Certaines maladies de la mère, comme une métrite, une mammite, une pyodermite, une otite suppurée, un abcès des glandes anales, une plaie infectée ou une pyorrhée alvéolo-dentaire, peuvent être à l’origine d’une contamination du nouveau-né. Selon les germes impliqués et leur agressivité, celui-ci souffre d’une affection localisée ou généralisée.

La septicémie néonatale est due à une infection de la mère ou imputable à une mauvaise hygiène de l’élevage. L’état sanitaire est en effet primordial, car la peau du nouveau-né est totalement perméable pendant la première semaine de vie. Les symptômes varient selon la virulence du germe. La forme suraiguë se manifeste par une mortalité brutale entre le premier et le cinquième jour sans prodrome. Toute la portée est décimée en raison de la grande contagiosité. Des formes subaiguës, moins agressives, s’expriment par des omphalophlébites, des pyodermites ou encore une ophtalmie néonatale. L’omphalophlébite peut s’accompagner d’une péritonite, avec du tympanisme abdominal. Les soins doivent être locaux (application de bétadine ou de topiques antibiotiques) et généraux (administration intrapéritonéale d’antibiotiques pendant quarante-huit heures). L’ophtalmie néonatale est une conjonctivite purulente aiguë qui survient avant l’ouverture des paupières. Il est nécessaire d’ouvrir la fente palpébrale, manuellement ou à l’aide de ciseaux, avant l’ouverture naturelle qui se produit trois à quatre jours plus tard, et d’administrer des collyres antibiotiques (trois fois par jour pendant quatre jours). La pyodermite, qui se manifeste par une éruption de pustules ou un œdème de la face appelé anasarcoïde, répond à l’administration d’antibiotiques antistaphylococciques (spiromycine ou érythromycine).
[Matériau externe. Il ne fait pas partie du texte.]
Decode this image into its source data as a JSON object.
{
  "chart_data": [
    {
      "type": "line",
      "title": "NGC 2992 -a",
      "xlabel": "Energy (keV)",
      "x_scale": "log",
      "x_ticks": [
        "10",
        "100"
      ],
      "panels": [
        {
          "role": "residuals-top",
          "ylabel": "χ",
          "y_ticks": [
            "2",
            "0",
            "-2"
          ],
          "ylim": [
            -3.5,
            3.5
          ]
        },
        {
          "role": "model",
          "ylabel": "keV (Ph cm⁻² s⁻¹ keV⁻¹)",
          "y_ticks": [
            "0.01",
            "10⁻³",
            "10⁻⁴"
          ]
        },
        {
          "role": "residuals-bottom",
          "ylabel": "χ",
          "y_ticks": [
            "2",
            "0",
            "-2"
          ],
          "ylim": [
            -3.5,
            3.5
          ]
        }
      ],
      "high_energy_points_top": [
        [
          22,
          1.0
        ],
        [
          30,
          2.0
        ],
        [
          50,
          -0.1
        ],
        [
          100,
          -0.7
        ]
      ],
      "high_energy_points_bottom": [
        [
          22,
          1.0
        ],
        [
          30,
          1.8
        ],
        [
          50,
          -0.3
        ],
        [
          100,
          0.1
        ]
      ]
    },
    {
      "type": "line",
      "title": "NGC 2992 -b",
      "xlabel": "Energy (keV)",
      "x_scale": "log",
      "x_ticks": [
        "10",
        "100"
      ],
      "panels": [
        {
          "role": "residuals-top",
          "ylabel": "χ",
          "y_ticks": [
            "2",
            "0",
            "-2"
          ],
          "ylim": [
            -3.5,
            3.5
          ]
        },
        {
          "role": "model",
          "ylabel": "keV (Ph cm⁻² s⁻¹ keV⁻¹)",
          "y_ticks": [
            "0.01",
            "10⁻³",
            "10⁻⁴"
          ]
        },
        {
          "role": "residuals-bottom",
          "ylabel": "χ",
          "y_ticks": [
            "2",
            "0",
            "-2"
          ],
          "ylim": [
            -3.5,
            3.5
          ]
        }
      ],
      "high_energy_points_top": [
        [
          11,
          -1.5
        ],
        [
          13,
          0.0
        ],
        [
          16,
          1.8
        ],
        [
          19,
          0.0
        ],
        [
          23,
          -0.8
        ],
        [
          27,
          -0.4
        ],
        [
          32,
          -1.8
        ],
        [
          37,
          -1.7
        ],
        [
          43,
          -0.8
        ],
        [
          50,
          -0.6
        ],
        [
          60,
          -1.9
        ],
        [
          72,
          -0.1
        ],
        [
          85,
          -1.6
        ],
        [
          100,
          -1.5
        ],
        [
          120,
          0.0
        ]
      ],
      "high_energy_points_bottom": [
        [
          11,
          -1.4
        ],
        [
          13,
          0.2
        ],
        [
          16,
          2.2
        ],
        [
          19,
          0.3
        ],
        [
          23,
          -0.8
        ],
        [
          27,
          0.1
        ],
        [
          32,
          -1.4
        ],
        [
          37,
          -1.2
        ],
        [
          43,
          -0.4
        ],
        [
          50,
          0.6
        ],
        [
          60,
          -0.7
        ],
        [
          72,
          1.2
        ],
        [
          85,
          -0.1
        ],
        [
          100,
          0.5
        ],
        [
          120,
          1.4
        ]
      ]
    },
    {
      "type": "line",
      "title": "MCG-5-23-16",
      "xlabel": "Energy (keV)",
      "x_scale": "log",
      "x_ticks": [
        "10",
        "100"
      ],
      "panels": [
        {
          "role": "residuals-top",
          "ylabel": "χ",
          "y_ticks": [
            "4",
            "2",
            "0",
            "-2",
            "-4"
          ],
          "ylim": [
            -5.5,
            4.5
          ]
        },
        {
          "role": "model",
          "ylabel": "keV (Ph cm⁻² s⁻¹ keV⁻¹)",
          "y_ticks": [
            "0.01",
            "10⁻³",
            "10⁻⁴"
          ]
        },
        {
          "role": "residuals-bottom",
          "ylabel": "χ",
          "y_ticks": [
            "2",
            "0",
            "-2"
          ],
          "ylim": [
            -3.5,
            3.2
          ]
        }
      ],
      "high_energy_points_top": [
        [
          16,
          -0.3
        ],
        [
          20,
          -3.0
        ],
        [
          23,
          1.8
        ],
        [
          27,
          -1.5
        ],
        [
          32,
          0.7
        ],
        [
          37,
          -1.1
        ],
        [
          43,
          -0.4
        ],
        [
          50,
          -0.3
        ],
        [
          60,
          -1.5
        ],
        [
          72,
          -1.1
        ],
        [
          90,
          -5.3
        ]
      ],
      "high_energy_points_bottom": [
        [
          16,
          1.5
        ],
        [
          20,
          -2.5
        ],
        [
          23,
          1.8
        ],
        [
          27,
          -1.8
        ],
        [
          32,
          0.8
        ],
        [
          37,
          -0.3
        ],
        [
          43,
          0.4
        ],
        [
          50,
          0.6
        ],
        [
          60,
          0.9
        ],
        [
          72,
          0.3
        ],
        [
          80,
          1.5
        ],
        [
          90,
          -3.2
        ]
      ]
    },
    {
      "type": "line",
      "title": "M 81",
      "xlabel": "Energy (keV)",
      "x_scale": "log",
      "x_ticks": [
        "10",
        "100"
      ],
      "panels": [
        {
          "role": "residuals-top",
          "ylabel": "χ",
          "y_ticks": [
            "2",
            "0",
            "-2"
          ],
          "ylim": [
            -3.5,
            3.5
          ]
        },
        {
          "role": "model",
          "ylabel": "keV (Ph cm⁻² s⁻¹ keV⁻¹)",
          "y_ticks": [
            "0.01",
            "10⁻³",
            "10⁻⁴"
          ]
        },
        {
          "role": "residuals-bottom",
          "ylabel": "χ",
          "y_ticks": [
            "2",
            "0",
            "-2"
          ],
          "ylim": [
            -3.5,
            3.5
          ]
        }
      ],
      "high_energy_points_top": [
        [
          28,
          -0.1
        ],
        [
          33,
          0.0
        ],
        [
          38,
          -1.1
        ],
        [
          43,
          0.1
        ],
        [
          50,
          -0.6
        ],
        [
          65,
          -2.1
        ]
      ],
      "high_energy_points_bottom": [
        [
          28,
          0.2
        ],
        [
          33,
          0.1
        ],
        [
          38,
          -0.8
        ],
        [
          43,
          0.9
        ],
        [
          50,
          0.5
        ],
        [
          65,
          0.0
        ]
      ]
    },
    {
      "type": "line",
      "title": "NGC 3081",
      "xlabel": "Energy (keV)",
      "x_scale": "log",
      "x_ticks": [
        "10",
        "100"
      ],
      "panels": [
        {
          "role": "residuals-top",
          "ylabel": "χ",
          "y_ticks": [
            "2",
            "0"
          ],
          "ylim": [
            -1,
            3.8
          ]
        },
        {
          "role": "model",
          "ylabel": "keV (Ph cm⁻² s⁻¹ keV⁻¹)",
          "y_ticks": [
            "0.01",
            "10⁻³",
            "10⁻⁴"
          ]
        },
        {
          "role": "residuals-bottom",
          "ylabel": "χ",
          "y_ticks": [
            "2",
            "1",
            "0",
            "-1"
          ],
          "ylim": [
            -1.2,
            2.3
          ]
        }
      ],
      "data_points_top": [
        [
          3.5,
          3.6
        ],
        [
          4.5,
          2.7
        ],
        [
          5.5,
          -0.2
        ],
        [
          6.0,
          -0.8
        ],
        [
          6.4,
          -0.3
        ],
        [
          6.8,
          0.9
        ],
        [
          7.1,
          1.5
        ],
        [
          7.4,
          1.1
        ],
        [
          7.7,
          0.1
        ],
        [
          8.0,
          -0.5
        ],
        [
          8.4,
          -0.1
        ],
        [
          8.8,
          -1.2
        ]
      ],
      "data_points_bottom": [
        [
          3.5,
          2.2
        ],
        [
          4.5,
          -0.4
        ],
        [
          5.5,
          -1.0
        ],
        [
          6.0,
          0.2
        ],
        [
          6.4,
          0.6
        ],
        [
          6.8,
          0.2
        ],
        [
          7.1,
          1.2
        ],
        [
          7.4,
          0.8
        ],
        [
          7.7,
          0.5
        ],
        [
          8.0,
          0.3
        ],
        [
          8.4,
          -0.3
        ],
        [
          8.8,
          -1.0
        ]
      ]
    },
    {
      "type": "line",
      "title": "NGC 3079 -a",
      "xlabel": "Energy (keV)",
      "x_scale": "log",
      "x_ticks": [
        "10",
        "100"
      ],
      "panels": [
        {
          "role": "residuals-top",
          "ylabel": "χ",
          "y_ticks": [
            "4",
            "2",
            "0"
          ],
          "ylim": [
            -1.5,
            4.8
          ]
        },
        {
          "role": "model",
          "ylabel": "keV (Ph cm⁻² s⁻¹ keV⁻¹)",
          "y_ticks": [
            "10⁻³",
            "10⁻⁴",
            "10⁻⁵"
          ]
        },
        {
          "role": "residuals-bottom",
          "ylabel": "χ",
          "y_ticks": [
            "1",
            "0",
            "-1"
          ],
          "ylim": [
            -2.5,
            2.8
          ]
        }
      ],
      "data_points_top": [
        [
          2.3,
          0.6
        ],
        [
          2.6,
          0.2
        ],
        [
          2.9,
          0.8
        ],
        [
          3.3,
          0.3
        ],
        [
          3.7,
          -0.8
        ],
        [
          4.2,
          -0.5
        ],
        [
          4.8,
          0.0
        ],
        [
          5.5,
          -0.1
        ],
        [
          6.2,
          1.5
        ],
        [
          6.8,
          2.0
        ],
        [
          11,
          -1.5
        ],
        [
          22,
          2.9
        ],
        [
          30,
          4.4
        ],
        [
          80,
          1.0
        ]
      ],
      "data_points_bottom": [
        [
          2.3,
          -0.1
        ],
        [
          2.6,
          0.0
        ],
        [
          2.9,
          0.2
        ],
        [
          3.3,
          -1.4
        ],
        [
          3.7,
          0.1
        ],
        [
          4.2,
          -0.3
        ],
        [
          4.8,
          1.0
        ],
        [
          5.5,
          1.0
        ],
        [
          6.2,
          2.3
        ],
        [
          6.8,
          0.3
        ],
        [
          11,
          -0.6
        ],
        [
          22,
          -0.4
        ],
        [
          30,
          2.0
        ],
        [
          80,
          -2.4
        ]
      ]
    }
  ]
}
Le syndrome du lait toxique intervient entre le deuxième et le huitième jour de vie. Il se manifeste par une hypothermie brutale (35 °C), une absence du réflexe de succion, une déshydratation, une augmentation de la fréquence respiratoire, un anus violacé œdémateux pathognomonique associé à un météorisme, des vomissements, de la diarrhée, ainsi que des gémissements. Plusieurs hypothèses sont avancées pour expliquer ce syndrome. Il pourrait s’agir d’une incompatibilité entre le lait de la mère et les enzymes digestives, d’un processus allergique, d’une carence en certains minéraux ou oligo-éléments, ou encore d’une toxine bactérienne secondaire à une mammite subaiguë. La dernière hypothèse est étayée par la présence de nombreux polynucléaires dans le lait de la mère lorsque le trouble est observé. Le sevrage doit être immédiat, associé à l’administration d’amoxicilline. Le lait maternel est remplacé par du lait artificiel.

Dans les collectivités canines, particulièrement lorsque la concentration des animaux est élevée et les installations mal adaptées, un certain nombre d’affections peuvent entraîner une morbidité ou une mortalité néonatale importante au cours des deux premières semaines.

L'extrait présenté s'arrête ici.